Não andes a correr que ainda cais!
Não vás tão depressa, já te disse cem vezes.
E um dia, vá lá saber-se porquê ou vindo de onde, um dia tudo muda.
Porque há um dom.
Um brilho especial nos olhos.
Porque começou uma espiral de milésimas que não se quer ver acabar.
Nesse dia, um pai e uma mãe juntaram-se também, talvez ainda sem perceber totalmente o destino, ao grupo de quem fará das curvas a reta dos seus sonhos.
Que longa é a escadaria, que degraus tão grandes e, por vezes, tão escorregadios.
Uns tempos atrás tive oportunidade de estar no Autódromo do Estoril, corriam meninos-rapazes feitos gente grande que estão quase a ser… que tanto querem ser.
Gente. E grande.
Chovia, e a chuva aqui, ou melhor, a chuva por ali serviu para me assanhar mais ainda uma melancolia trazida pelo deserto das bancadas que no lado de lá da pista pareciam abrigar apenas o vento e o cinzento do dia.
Estando na bancada do paddock, com vistas privilegiadas, assisti então à saída das boxes de um rapaz que me fez lembrar o meu filhote, em estatura e quiçá em idade e seus sonhos.
Nesse preciso instante em que o vi ir dali para fora, para um mundo apenas dele, em que será um solitário temeroso que apenas quer ser feliz, nesse momento senti-me só.
E estarreci.
Quem era eu para me atrever a sentir semelhante coisa?
Talvez a minha incomodidade fosse apenas a consequência de me ter sido escancarada a dura solidão de um pai e de uma mãe de meninos assim.
De meninos e de meninas. De rapazes e raparigas.
Pilotos.
Anda, corre que não cais!
Vai mais depressa, já te pedi em silêncio cem vezes.
Qual será o momento em que se transformam num deles?
Como aprenderão um pai e uma mãe a sorrir nas vitórias e a abraçar nas derrotas?… Sentindo mil vezes amplificada a alegria e a tristeza dos meninos que lhes foram bebés de carrinho e são agora quase homens/mulheres feitos de velocidades que muitos deles, pais e mães, nem percebiam sequer que existissem?
Não há solidão maior que aquela que nos faz parar no tempo, desejar que ele avance e, ao mesmo tempo, que se suspenda.
Numa curva perfeita.
Numa reta com bandeira de xadrez.
Há curvas que apenas ganham lugar na realidade e no tempo quando neles se recorta a silhueta de adolescentes rapazes, de adolescentes raparigas cujos pais os dividem por ali com cronos e imagens nos ecrãs de TV.

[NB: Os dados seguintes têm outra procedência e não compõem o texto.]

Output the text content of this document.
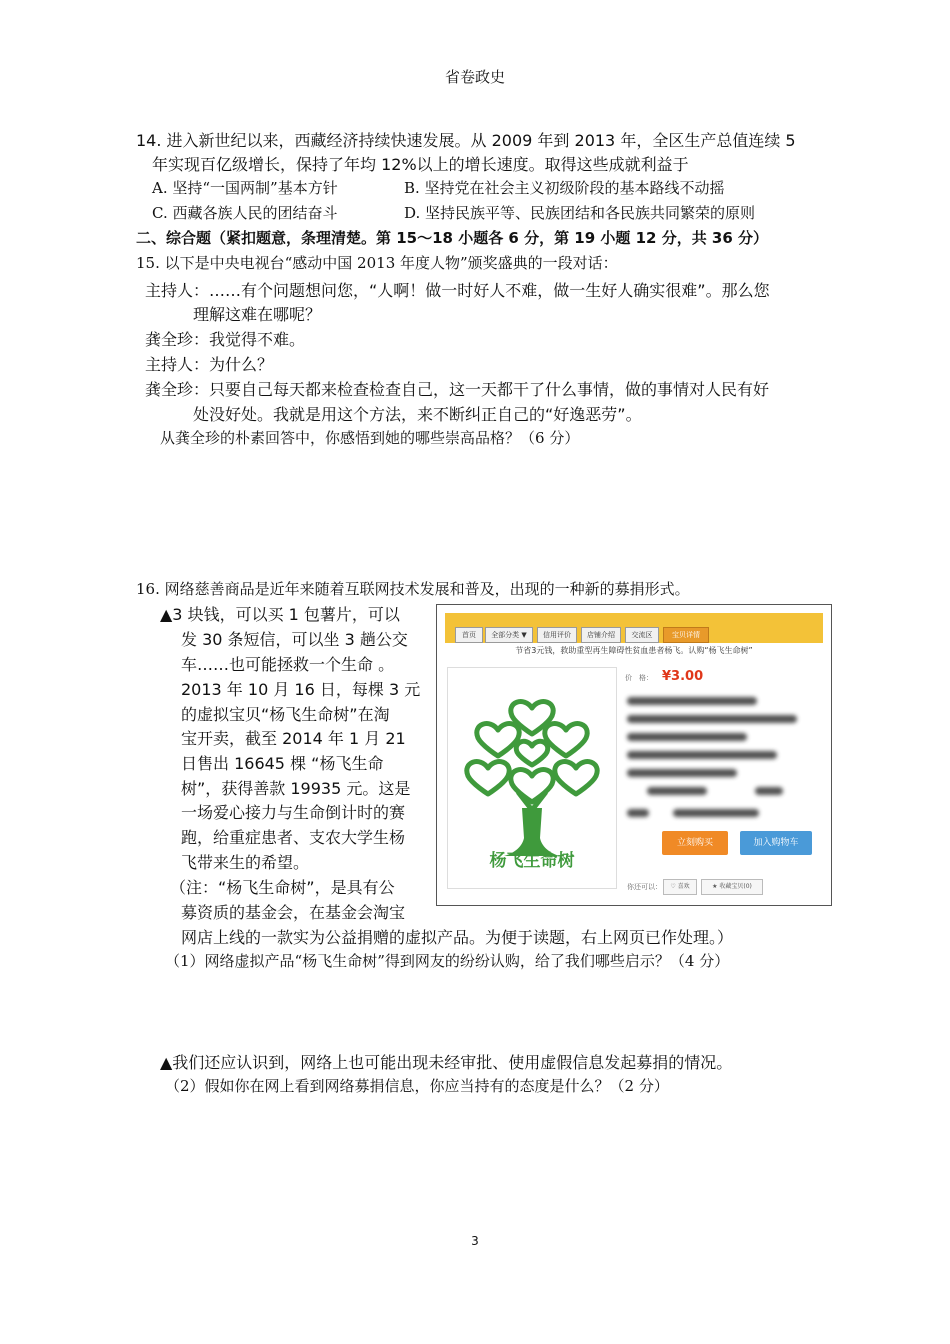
省卷政史
14. 进入新世纪以来，西藏经济持续快速发展。从 2009 年到 2013 年，全区生产总值连续 5
年实现百亿级增长，保持了年均 12%以上的增长速度。取得这些成就利益于
A. 坚持“一国两制”基本方针	B. 坚持党在社会主义初级阶段的基本路线不动摇
C. 西藏各族人民的团结奋斗	D. 坚持民族平等、民族团结和各民族共同繁荣的原则
二、综合题（紧扣题意，条理清楚。第 15～18 小题各 6 分，第 19 小题 12 分，共 36 分）
15. 以下是中央电视台“感动中国 2013 年度人物”颁奖盛典的一段对话：
主持人：……有个问题想问您，“人啊！做一时好人不难，做一生好人确实很难”。那么您
理解这难在哪呢？
龚全珍：我觉得不难。
主持人：为什么？
龚全珍：只要自己每天都来检查检查自己，这一天都干了什么事情，做的事情对人民有好
处没好处。我就是用这个方法，来不断纠正自己的“好逸恶劳”。
从龚全珍的朴素回答中，你感悟到她的哪些崇高品格？（6 分）
16. 网络慈善商品是近年来随着互联网技术发展和普及，出现的一种新的募捐形式。
▲3 块钱，可以买 1 包薯片，可以
发 30 条短信，可以坐 3 趟公交
车……也可能拯救一个生命 。
2013 年 10 月 16 日，每棵 3 元
的虚拟宝贝“杨飞生命树”在淘
宝开卖，截至 2014 年 1 月 21
日售出 16645 棵 “杨飞生命
树”，获得善款 19935 元。这是
一场爱心接力与生命倒计时的赛
跑，给重症患者、支农大学生杨
飞带来生的希望。
（注：“杨飞生命树”，是具有公
募资质的基金会，在基金会淘宝
网店上线的一款实为公益捐赠的虚拟产品。为便于读题，右上网页已作处理。）
（1）网络虚拟产品“杨飞生命树”得到网友的纷纷认购，给了我们哪些启示？（4 分）
▲我们还应认识到，网络上也可能出现未经审批、使用虚假信息发起募捐的情况。
（2）假如你在网上看到网络募捐信息，你应当持有的态度是什么？（2 分）
首页	全部分类 ▼	信用评价	店铺介绍	交流区	宝贝详情
节省3元钱，救助重型再生障碍性贫血患者杨飞。认购“杨飞生命树”
杨飞生命树
价　格： ¥3.00
立刻购买	加入购物车
你还可以：	♡ 喜欢	★ 收藏宝贝(0)
3
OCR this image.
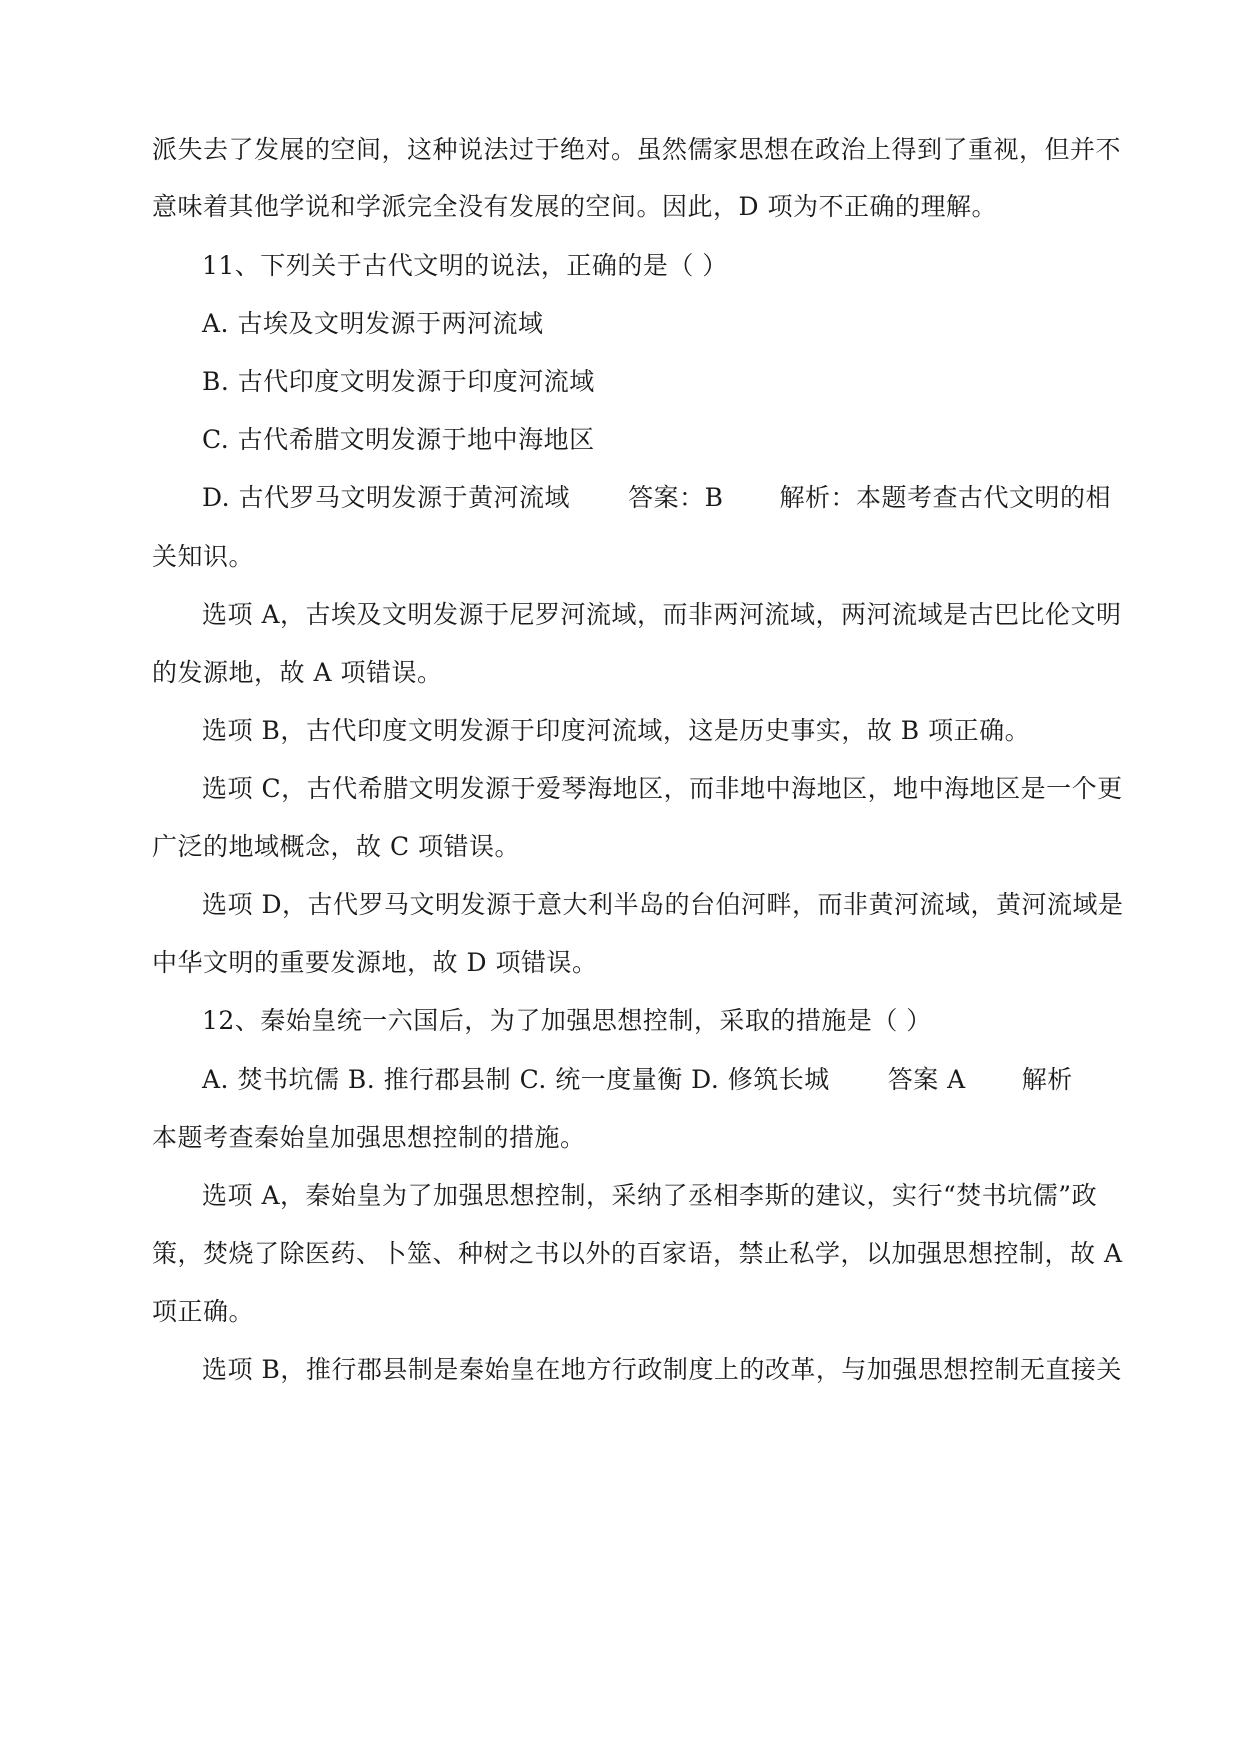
派失去了发展的空间，这种说法过于绝对。虽然儒家思想在政治上得到了重视，但并不
意味着其他学说和学派完全没有发展的空间。因此，D 项为不正确的理解。
11、下列关于古代文明的说法，正确的是（ ）
A. 古埃及文明发源于两河流域
B. 古代印度文明发源于印度河流域
C. 古代希腊文明发源于地中海地区
D. 古代罗马文明发源于黄河流域 答案：B 解析：本题考查古代文明的相
关知识。
选项 A，古埃及文明发源于尼罗河流域，而非两河流域，两河流域是古巴比伦文明
的发源地，故 A 项错误。
选项 B，古代印度文明发源于印度河流域，这是历史事实，故 B 项正确。
选项 C，古代希腊文明发源于爱琴海地区，而非地中海地区，地中海地区是一个更
广泛的地域概念，故 C 项错误。
选项 D，古代罗马文明发源于意大利半岛的台伯河畔，而非黄河流域，黄河流域是
中华文明的重要发源地，故 D 项错误。
12、秦始皇统一六国后，为了加强思想控制，采取的措施是（ ）
A. 焚书坑儒 B. 推行郡县制 C. 统一度量衡 D. 修筑长城 答案 A 解析
本题考查秦始皇加强思想控制的措施。
选项 A，秦始皇为了加强思想控制，采纳了丞相李斯的建议，实行“焚书坑儒”政
策，焚烧了除医药、卜筮、种树之书以外的百家语，禁止私学，以加强思想控制，故 A
项正确。
选项 B，推行郡县制是秦始皇在地方行政制度上的改革，与加强思想控制无直接关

Não há segundos mais eternos que aqueles que medeiam entre uma queda e o momento de um piloto se levantar.
Não há tempo no relógio do coração de pais e mães assim.
Andará um de crono em crono, de curva em curva.
Outro atento e captando sinais numa silhueta que passa a 200 à hora.
Ambos seguindo, pai e mãe.
Ambos rodeados de mil pessoas, ambos sós.
Não há solidão maior.
Não há momento mais súbito e não há distância que cresça mais célere que aqueles trazidos por um menino que sai de mota correndo.
Melhor, sai de mota voando.
E não há queixumes, não há desistências.
Há trabalho, há esforço, tantas vezes dificuldades atrás de dificuldades.
Em busca do pódio maior que é o sorriso de um filho.
Filho que descobriu num dia algures no passado que o seu caminho era por ali.
Conhecemos Julià Márquez, dos ecrãs onde absorvemos as suas emoções com as corridas de Marc e Alex.
Conhecemos Paulo Oliveira, sorriso largo em homem grande, acompanhando o Falcão que é agora de todos nós.
E cá estaremos para conhecer quem por ora segue construindo em sua tão grande… e íntima solidão.